Not in his ‘prime’ but Bob comes to party
Ricky Ponting wasn't the only Australian great who rolled back years at the SCG this week. Former Prime Minister, Bob Hawke, who in his younger days held a record of sorts for chugging down beer, showed he's lost none of his swigging swagger as he sculled a glass of beer with delirious fans cheering on his quaffing feat. Rohit Bhaskar reports.india Updated: Jan 07, 2012 00:12 IST
Ricky Ponting wasn't the only Australian great who rolled back years at the SCG this week. Former Prime Minister, Bob Hawke, who in his younger days held a record of sorts for chugging down beer, showed he's lost none of his swigging swagger as he sculled a glass of beer with delirious fans cheering on his quaffing feat.
Soon after Ponting completed his hundred, fans presented Hawke with a cup of beer. “One for the country, Robert,” yelled a spectator, a challenge the former Prime Minister had no qualms accepting.
He may not have the record speed of his younger days, but he showed he’s lost none of his swilling technique as he finished it in one big gulp. The moment was captured on camera by one of the fans who posted it on YouTube, where the video went viral.

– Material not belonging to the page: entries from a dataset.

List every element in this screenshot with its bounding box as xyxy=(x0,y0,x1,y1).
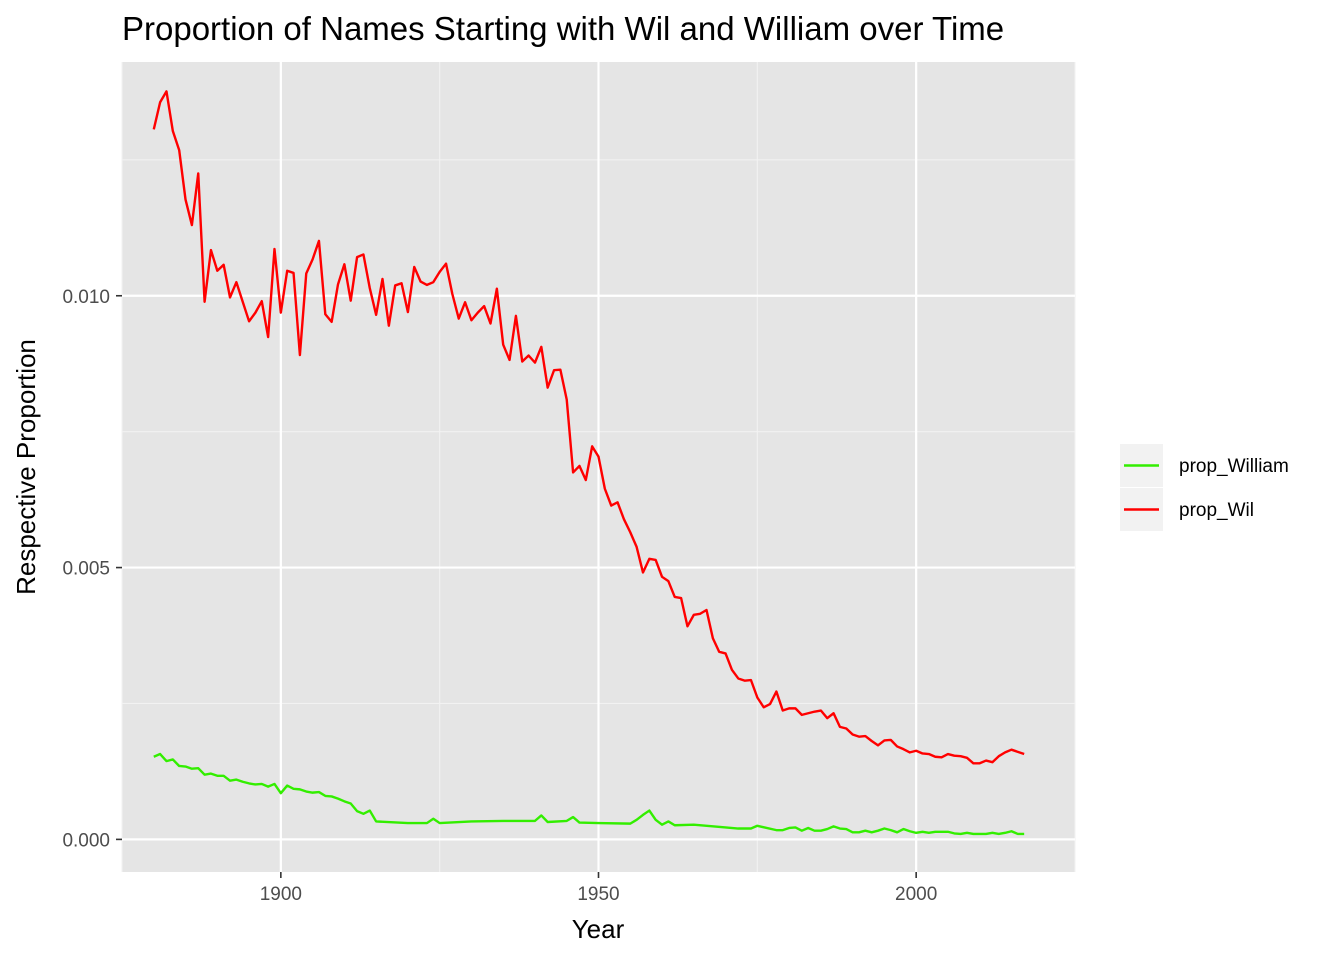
y-tick-label: 0.010 xyxy=(62,287,110,308)
y-axis-title: Respective Proportion xyxy=(11,339,41,595)
x-axis: 1900 1950 2000 xyxy=(260,872,937,905)
legend-label-prop_Wil: prop_Wil xyxy=(1179,500,1254,521)
x-axis-title: Year xyxy=(572,914,625,944)
x-tick-label: 1950 xyxy=(577,884,619,905)
x-tick-label: 2000 xyxy=(895,884,937,905)
series-line-prop_William xyxy=(153,752,1025,836)
series-lines xyxy=(152,90,1025,836)
legend-label-prop_William: prop_William xyxy=(1179,456,1289,477)
chart-title: Proportion of Names Starting with Wil an… xyxy=(122,10,1004,47)
series-line-prop_Wil xyxy=(152,90,1025,765)
major-gridlines xyxy=(122,62,1075,872)
x-tick-label: 1900 xyxy=(260,884,302,905)
y-tick-label: 0.005 xyxy=(62,559,110,580)
y-axis: 0.000 0.005 0.010 xyxy=(62,287,122,851)
y-tick-label: 0.000 xyxy=(62,830,110,851)
legend: prop_William prop_Wil xyxy=(1120,444,1289,531)
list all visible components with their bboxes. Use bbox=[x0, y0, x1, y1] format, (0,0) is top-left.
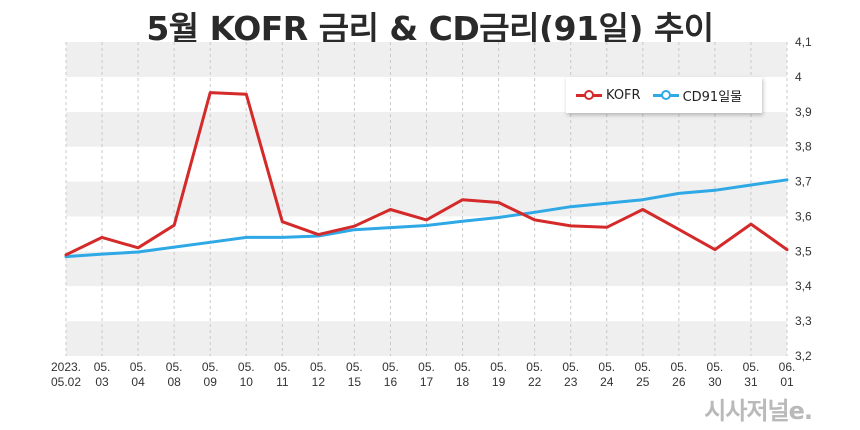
grid-band bbox=[66, 251, 787, 287]
legend-label-cd91: CD91일물 bbox=[682, 89, 743, 105]
y-tick-label: 3,4 bbox=[795, 279, 812, 293]
grid-band bbox=[66, 42, 787, 77]
legend-item-cd91: CD91일물 bbox=[652, 86, 743, 105]
x-tick-label: 09 bbox=[204, 375, 218, 389]
y-tick-label: 3,6 bbox=[795, 209, 812, 223]
x-tick-label: 03 bbox=[95, 375, 109, 389]
x-tick-label: 05. bbox=[274, 360, 291, 374]
x-tick-label: 26 bbox=[672, 375, 686, 389]
x-tick-label: 05. bbox=[598, 360, 615, 374]
y-tick-label: 3,8 bbox=[795, 140, 812, 154]
y-tick-label: 3,3 bbox=[795, 314, 812, 328]
y-tick-label: 3,7 bbox=[795, 175, 812, 189]
y-tick-label: 3,2 bbox=[795, 349, 812, 363]
y-tick-label: 3,9 bbox=[795, 105, 812, 119]
series-line-cd91 bbox=[64, 178, 789, 259]
x-tick-label: 2023. bbox=[51, 360, 81, 374]
legend-swatch-cd91 bbox=[652, 90, 679, 100]
x-tick-label: 05. bbox=[382, 360, 399, 374]
x-tick-label: 01 bbox=[780, 375, 794, 389]
grid-band bbox=[66, 286, 787, 322]
x-tick-label: 17 bbox=[420, 375, 434, 389]
x-tick-label: 16 bbox=[384, 375, 398, 389]
x-tick-label: 30 bbox=[708, 375, 722, 389]
x-axis: 2023.05.0205.0305.0405.0805.0905.1005.11… bbox=[51, 360, 795, 389]
x-tick-label: 15 bbox=[348, 375, 362, 389]
x-tick-label: 08 bbox=[167, 375, 181, 389]
y-tick-label: 4 bbox=[795, 70, 802, 84]
x-tick-label: 05. bbox=[490, 360, 507, 374]
publisher-logo: 시사저널e. bbox=[704, 397, 813, 425]
legend-label-kofr: KOFR bbox=[606, 87, 641, 103]
x-tick-label: 05. bbox=[671, 360, 688, 374]
x-tick-label: 19 bbox=[492, 375, 506, 389]
x-tick-label: 31 bbox=[744, 375, 758, 389]
x-tick-label: 05.02 bbox=[51, 375, 81, 389]
x-tick-label: 05. bbox=[94, 360, 111, 374]
x-tick-label: 12 bbox=[312, 375, 326, 389]
series-line-kofr bbox=[64, 91, 789, 257]
x-tick-label: 11 bbox=[276, 375, 289, 389]
x-tick-label: 05. bbox=[634, 360, 651, 374]
series-lines bbox=[64, 91, 789, 259]
vertical-gridlines bbox=[65, 42, 788, 356]
x-tick-label: 22 bbox=[528, 375, 542, 389]
chart-title: 5월 KOFR 금리 & CD금리(91일) 추이 bbox=[146, 9, 714, 48]
x-tick-label: 06. bbox=[779, 360, 796, 374]
x-tick-label: 05. bbox=[562, 360, 579, 374]
x-tick-label: 05. bbox=[526, 360, 543, 374]
x-tick-label: 05. bbox=[743, 360, 760, 374]
x-tick-label: 05. bbox=[238, 360, 255, 374]
y-tick-label: 4,1 bbox=[795, 35, 812, 49]
x-tick-label: 05. bbox=[418, 360, 435, 374]
x-tick-label: 05. bbox=[707, 360, 724, 374]
x-tick-label: 18 bbox=[456, 375, 470, 389]
x-tick-label: 10 bbox=[240, 375, 254, 389]
x-tick-label: 05. bbox=[130, 360, 147, 374]
legend-swatch-kofr bbox=[576, 90, 602, 100]
y-axis: 3,2 3,3 3,4 3,5 3,6 3,7 3,8 3,9 4 4,1 bbox=[795, 35, 812, 363]
x-tick-label: 05. bbox=[454, 360, 471, 374]
x-tick-label: 24 bbox=[600, 375, 614, 389]
x-tick-label: 05. bbox=[166, 360, 183, 374]
x-tick-label: 23 bbox=[564, 375, 578, 389]
x-tick-label: 05. bbox=[202, 360, 219, 374]
grid-band bbox=[66, 111, 787, 147]
legend: KOFR CD91일물 bbox=[566, 77, 762, 113]
x-tick-label: 04 bbox=[131, 375, 145, 389]
x-tick-label: 25 bbox=[636, 375, 650, 389]
y-tick-label: 3,5 bbox=[795, 244, 812, 258]
x-tick-label: 05. bbox=[346, 360, 363, 374]
x-tick-label: 05. bbox=[310, 360, 327, 374]
legend-item-kofr: KOFR bbox=[576, 88, 641, 103]
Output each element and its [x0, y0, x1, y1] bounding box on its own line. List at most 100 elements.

Hawke, who once had his spectacles smashed while playing a cricket match between Parliamentarians and the Press, wrote of his beer-guzzling record in his 1994 book ‘The Hawke Memoirs’. In his days as student at Oxford, he'd downed two-and-a-half pints of beer, the equivalent of a yard of ale, from a sconce pot in 11 seconds.
“I inadvertently achieved notoriety as a result of one of the quaint and ancient customs of my college. A system operated at dinner in the Great Hall under which if an offence was committed — in my case coming to dinner without a gown (some bastard had borrowed mine) — one was ‘sconced’,” he wrote in the book. “This meant having to drink two-and-a-half pints of ale out of an antique pewter pot in less than 25 seconds. Failure to do so involved paying for the first drink, plus another two-and-a-half pints. “My chance of avoiding payment lay in downing the ale within the limit and hoping that the Sconcemaster — the President of the Junior Common Room — could not beat my time. I was too broke for the fine and necessity became the mother of ingestion. I downed the contents of the pot in eleven seconds, left the Sconcemaster floundering, and entered the Guinness Book of Records with the fastest time ever recorded. This feat was to endear me to some of my fellow Australians more than anything else I ever achieved.”